(1961)
Réalisé par : Pier Paolo Pasolini
Avec : Franco Citti, Franca Pasut, Silvana Corsini
Film fourni par Carlotta Films
Armé du glaive de la rage artistique, Pier Paolo Pasolini se confronte aux démons idéologiques de l’Italie. D’abord poète et écrivain reconnu mais censuré, puis cinéaste aussi adulé que conspué, l’intellectuel insaisissable oppose à son pays un sombre miroir, dont le sinistre reflet impose une profonde remise en question des codes sociétaux en vigueur. Fils d’une petite bourgeoisie qu’il n’aura de cesse de mépriser par la suite, il éprouve très tôt les tourments d’un destin tragique qui ne le quitteront jamais. Ainsi, la ruine de ses parents constitue une première pierre de sa prise de conscience politique, alors qu’il passe du statut de nanti à un quotidien précaire dès ses plus jeunes années. Néanmoins, du spectre d’un grand frère qu’il n’a pas connu, à celui d’un cadet résistant que la Seconde Guerre mondiale lui a arraché, l’enfance de Pier Paolo Pasolini est avant tout parsemée de mort. Son éveil artistique, dans une Italie en proie à la frénésie mussolinienne, est immédiatement accompagné par une forme de rébellion face aux diktats de son temps. Le jeune adulte cède bien à l’extase de la richesse culturelle ancestrale de son pays, mais ses premiers romans, ses poèmes dans le patois frioulan qu’il affectionne tant, et ses quelques expériences de journaliste le poussent à se déclarer ouvertement anti-fasciste, envers et contre tout. Retranché dans la province italienne, l’auteur écrit pour exister, créé pour résister.
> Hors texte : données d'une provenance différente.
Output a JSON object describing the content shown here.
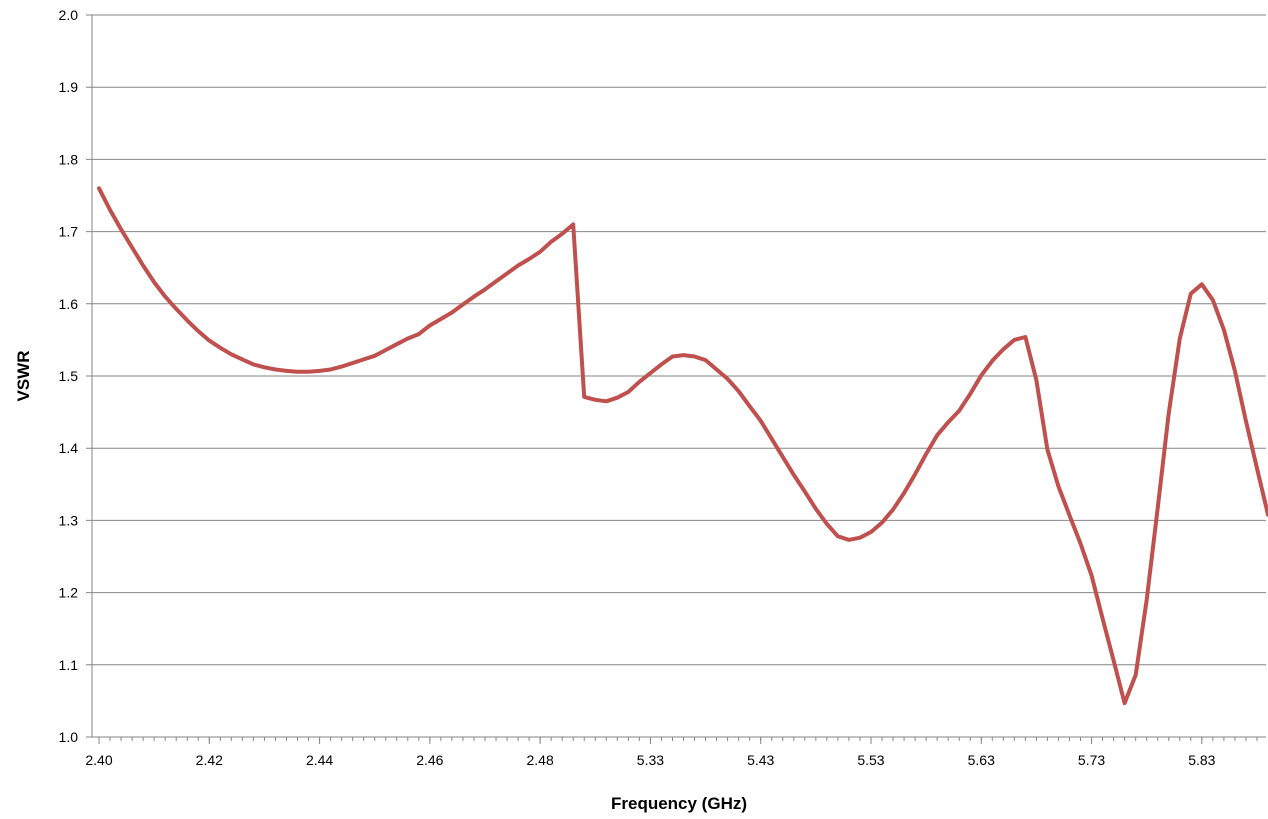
{
  "chart_data": {
    "type": "line",
    "title": "",
    "xlabel": "Frequency (GHz)",
    "ylabel": "VSWR",
    "ylim": [
      1.0,
      2.0
    ],
    "y_ticks": [
      "1.0",
      "1.1",
      "1.2",
      "1.3",
      "1.4",
      "1.5",
      "1.6",
      "1.7",
      "1.8",
      "1.9",
      "2.0"
    ],
    "x_ticks": [
      "2.40",
      "2.42",
      "2.44",
      "2.46",
      "2.48",
      "5.33",
      "5.43",
      "5.53",
      "5.63",
      "5.73",
      "5.83"
    ],
    "grid": "horizontal",
    "legend": "none",
    "series": [
      {
        "color": "#c0504d",
        "values": [
          1.76,
          1.73,
          1.703,
          1.678,
          1.653,
          1.63,
          1.61,
          1.593,
          1.577,
          1.562,
          1.549,
          1.539,
          1.53,
          1.523,
          1.516,
          1.512,
          1.509,
          1.507,
          1.506,
          1.506,
          1.507,
          1.509,
          1.513,
          1.518,
          1.523,
          1.528,
          1.536,
          1.544,
          1.552,
          1.558,
          1.57,
          1.579,
          1.588,
          1.599,
          1.61,
          1.62,
          1.631,
          1.642,
          1.653,
          1.662,
          1.672,
          1.686,
          1.697,
          1.71,
          1.471,
          1.467,
          1.465,
          1.47,
          1.478,
          1.492,
          1.504,
          1.516,
          1.527,
          1.529,
          1.527,
          1.522,
          1.509,
          1.496,
          1.479,
          1.458,
          1.438,
          1.413,
          1.388,
          1.363,
          1.34,
          1.316,
          1.295,
          1.278,
          1.273,
          1.276,
          1.284,
          1.297,
          1.315,
          1.338,
          1.364,
          1.392,
          1.418,
          1.436,
          1.452,
          1.475,
          1.501,
          1.521,
          1.537,
          1.55,
          1.554,
          1.494,
          1.398,
          1.347,
          1.307,
          1.268,
          1.224,
          1.164,
          1.106,
          1.047,
          1.086,
          1.19,
          1.317,
          1.448,
          1.552,
          1.614,
          1.627,
          1.605,
          1.564,
          1.507,
          1.438,
          1.372,
          1.308
        ]
      }
    ]
  }
}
Si la fin de la guerre peut laisser espérer une relâche de l’oppression pour Pier Paolo Pasolini, son caractère incandescent le conduit vers une vie de lutte perpétuelle. Ouvertement marxiste, un temps affilié au parti communiste même s’il finira par prendre radicalement ses distances, l’auteur se heurte à une société où les idées rétrogrades ont encore le vent en poupe. Ses pairs saluent la qualité et l’intelligence de sa plume, mais la censure le frappe durement, à plusieurs reprises. Son roman Les Ragazzi, sorti en 1955 et traitant de la prostitution masculine, est encensé par pléthore d’autres écrivains, mais se voit taxé de pornographie et enlise Pier Paolo Pasolini dans une succession de procès, seul face à la bienpenssance. Au même moment, et en parallèle de ses activités d’auteur, l’artiste commence son périple cinématographique, une discipline pour laquelle il voue une certaine admiration. D’abord scénariste, il fait ses premières armes sur La Fille du fleuve, avant de collaborer quelques années plus tard avec son ami Federico Fellini sur Les Nuits de Cabiria puis sur son chef-d’œuvre, La Dolce Vita. Mais Pier Paolo Pasolini aspire à une plus grande liberté, et veut porter sur grand écran sa vision acerbe de l’Italie des plus précaires. En 1961, il s’essaye pour la première fois à la réalisation avec Accatone, faisant à nouveau de la prostitution l’axe central de sa réflexion sur les conditions de vie effroyables qui frappent les habitants pauvres de la banlieue de Rome. Incarnation d’un esprit de justice sociale, le metteur en scène se heurte à nouveau à l’obscurantisme : bien que son film offre une représentation très nuancée moralement des plus démunis, l’irruption d’un groupe fasciste au cours de la première de son long-métrage perturbe la séance. Accatone est néanmoins salué par la critique, et acquiert ses lettres de noblesse au fil des années. Soixante ans plus tard, à l’occasion du centenaire de la naissance de Pier Paolo Pasolini, Carlotta Films permet de redécouvrir cette première œuvre saisissante dans un coffret consacré au cinéaste.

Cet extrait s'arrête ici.